Ivresse aiguë pathologique
Il en existe plusieurs types :
– excito-motrice : crise clastique avec risque de passage à l’acte hétéro-agressif ;
– hallucinatoire : hallucinations auditives ou visuelles ; le sujet se sent persécuté d’où le risque de passage à l’acte hétéro-agressif ;
– délirante : syndrome délirant variable : thèmes de jalousie, mégalomanie… ;
– convulsive : crise convulsive chez des sujets prédisposés ou ayant une épilepsie connue.
Syndrome de sevrage
Le syndrome de sevrage survient chez des patients alcooliques chroniques qui arrêtent brutalement leur consommation d’alcool (par exemple lors d’une hospitalisation pour un autre motif).
Les patients alcooliques ont le plus souvent des signes d’imprégnation alcoolique : visage rouge, congestionné, télangiectasies sur le visage (dilatation de vaisseaux sous-cutanés), œdème des paupières inférieures, conjonctives jaunes, tremblements des extrémités, brûlures d’estomac, pituites (remontées acides dans la bouche le matin), etc. Par ailleurs, leur bilan biologique est perturbé : élévation des gamma GT, augmentation du VGM (volume globulaire moyen) de la GLDH (glutamate déshydrogénase), des transaminases (ALAT, ASAT), de l’uricémie et diminution de l’urée.

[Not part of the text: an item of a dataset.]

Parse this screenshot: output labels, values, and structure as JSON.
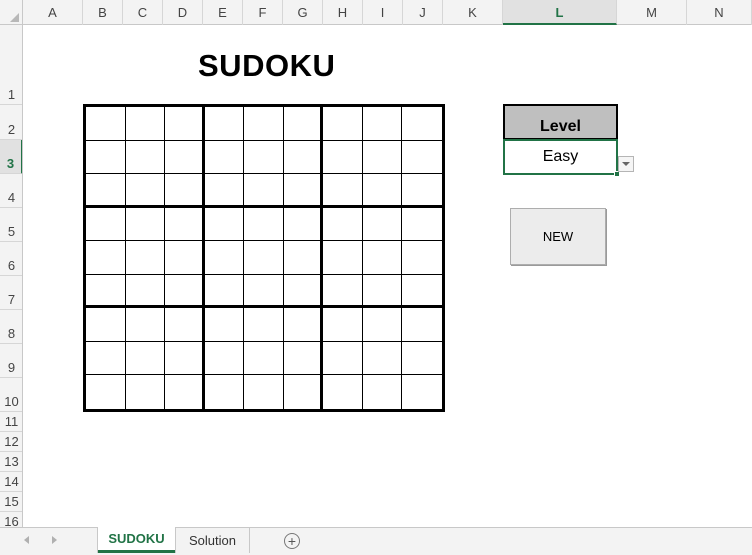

Le syndrome de sevrage se manifeste quelques heures après la dernière ingestion d’alcool par un tremblement des extrémités, des sueurs abondantes, une anxiété, une agitation, des vomissements et des troubles du sommeil.
Il peut se compliquer de crise convulsive et de syndrome délirant appelé delirium tremens.
☛ Le delirium tremens
C’est une des complications du sevrage alcoolique. Il survient chez des patients alcooliques chroniques qui arrêtent brutalement leur consommation d’alcool.
Cliniquement, on trouve des tremblements, une fièvre, des sueurs, des signes de déshydratation, des crises convulsives et un syndrome délirant composé essentiellement d’hallucinations visuelles (bêtes rampantes…).
Le risque vital est engagé. C’est une urgence médicale.
Encéphalopathies alcooliques
◗ Encéphalopathie de Gayet-Wernicke
Elle est due à une carence en vitamine B1 (thiamine). Il s’agit d’un syndrome confusionnel d’installation progressive, associé à des troubles oculomoteurs (diplopie, strabisme), des troubles de la marche (syndrome cérébelleux) et une hypertonie avec opposition. L’évolution se fait dans plus de 80 % des cas vers un syndrome de Korsakoff.
◗ Syndrome de Korsakoff
Il est dû à la lésion du circuit hippocampo-mamillo-thalamo-cingulaire (impliqué dans la mémoire). Il associe un trouble de la mémoire avec impossibilité de se souvenir de tout ce qui est survenu après l’installation du syndrome, une fabulation et des fausses reconnaissances (typiquement on rentre plusieurs fois dans la chambre du patient au cours de la même journée et il ne nous reconnaît pas, voire il nous prend pour quelqu’un d’autre). Le syndrome de Korsakoff est irréversible.
◗ Démence par atrophie cortico-sous-corticale
Elle est secondaire à la carence en vitamines B et PP et à l’action de l’éthanol. Le tableau clinique est celui de la démence : troubles de l’attention et de la mémoire, troubles du caractère, du jugement et de la critique.
◗ Maladie de Marchiafava-Bignami
Elle est due à l’atteinte du corps calleux. Elle associe une encéphalopathie, des troubles moteurs (hypertonie des membres) et des crises convulsives. L’évolution est mortelle assez rapidement (quelques mois).